I used to race with friends in school when I was a kid. It used to be challenging for me. I was determined to finish first every time, even if there wasn’t any prize in the end. If I won, I’d be able to say that I won the race. That was it. Nothing else.
Even if there was no prize or anything in the end. I always wanted to finish first. Same with my friends. Everybody wanted to finish first, no matter what.
Sometimes I’d finish first, and sometimes I’d lose. Whenever I finished first, I used to experience something which I wouldn’t have otherwise felt. It was something really deep and satisfying, that I’ve won the race.
I started searching for alternatives to experience the same feeling because it was really exciting and pleasurable at the same time. I wanted that feeling every time, but it wasn’t possible for me to win race every day.
So, I started viewing everything as a race. I hated homeworks very much. I would complete it just for the sake of completing. Did it everyday even if I didn’t like to. I just used to scribble and finish it as soon as possible. I wouldn’t write good or solve problems by heart.
Instead, I started viewing it as a race to experience the pleasure of completing first. I completed homeworks just to win the race against my older self. If I completed the homework in 45 minutes yesterday, I’d try to complete in 40 minutes today. Of course, I didn’t enjoy it, but completed it just for the sake of it. Just like how I didn’t like to race but played it just to experience the last moment of it.
I had to complete homework, so I completed it. That was it. Nothing more. The only reason holding me to do homework was a thought to experience that gratifying feeling at the end.
Slowly, without realizing, I started viewing other stuffs in life as a race. I wasn’t aware of that though. I was sub-consciously viewing everything as a race.
With time I started viewing life as a race.
I knew that I was a kid and I also knew that everyone needs grow up and act like an adult one day. Since, I was viewing everything, including life, as a race. I tried hanging out with college graduates. By that I mean trying to spend time with them.
I used to go out and try to meet big guys because I had to reach at that point one day. Why not start to act like one? And then I’d win this race. All of my friends would still be a kid, whereas, I’d have already become an adult.
I probably lived all my childhood with this mindset. I was taking the Passive mimickry approach with life.
Passive mimickry means simple mindless copying of the most obvious choices the successful person makes, without thinking about the reasons behind the choices. When you see cliques of kids all wearing the same clothes, this is often one or two trendsetters who are seen as successful by many of their peers, who then copy superficial details. Passive mimickry can be because of a lack of other ideas, or because of a fear of being inferior if they don't copy.
I was viewing life as a race and approaching it through passive mimickry.
I made a huge mistake and it took lots of time for me to realize it.

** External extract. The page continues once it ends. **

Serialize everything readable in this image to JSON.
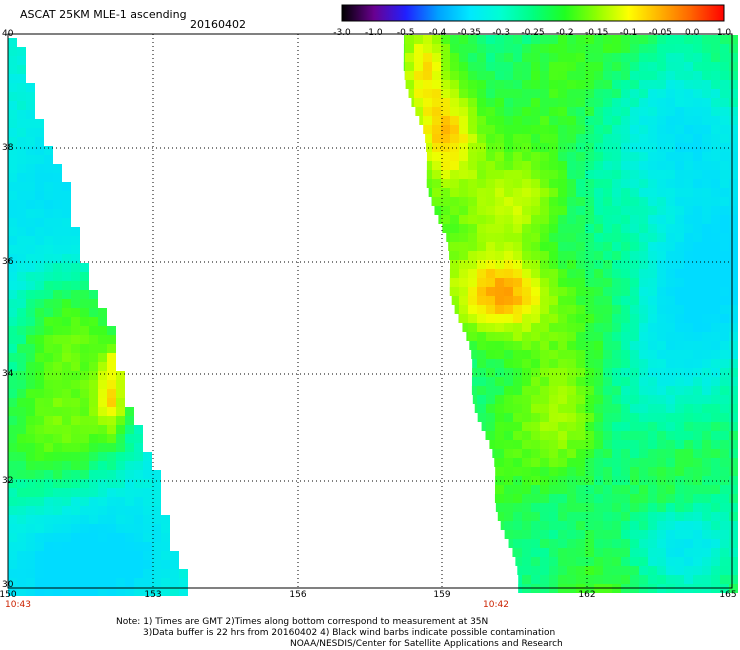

I was trying to fast forward everyday. But, I failed to realize the end goal. What’s there in the end of life? What prize do we have?
It was heart breaking for me to figure out that there was only death in the end. So, what’s the reason to fast forward life and not enjoy it? Just to face the bitter reality of death?
So, instead, try and stop your life, take sometime to enjoy it, and fill yourself with positive thoughts. There’s no reason not to. This day is going to pass the way you choose to. You can choose to pass this day in a better note with excitement and joy. Or you can pass it being bored and thinking about negativity. Why leave it with negative thoughts when you can choose to use it the other way.
Hence, I’m stopping time right away, to enjoy life, appreciate stuffs, feel gratitude and live to the fullest extent.
You don't go to an orchestra to listen to the last note. You go there to listen to the build up, the cadenza, and even the stillness the occurs at the end of the piece. Why should life be seen in the same way?
Most people look life as if it is all about getting to a destination, rather than about the journey. Finishing school, graduating, finding that job, and that thing you want. The problem is when you finally do, you'll not even appreciate it cause you'll feel a huge anti-climax just after it happens. And you'll just set your sight for a next destination target.
Instead, How about living in the current moment?
Don't be in a hurry. Life is happening NOW!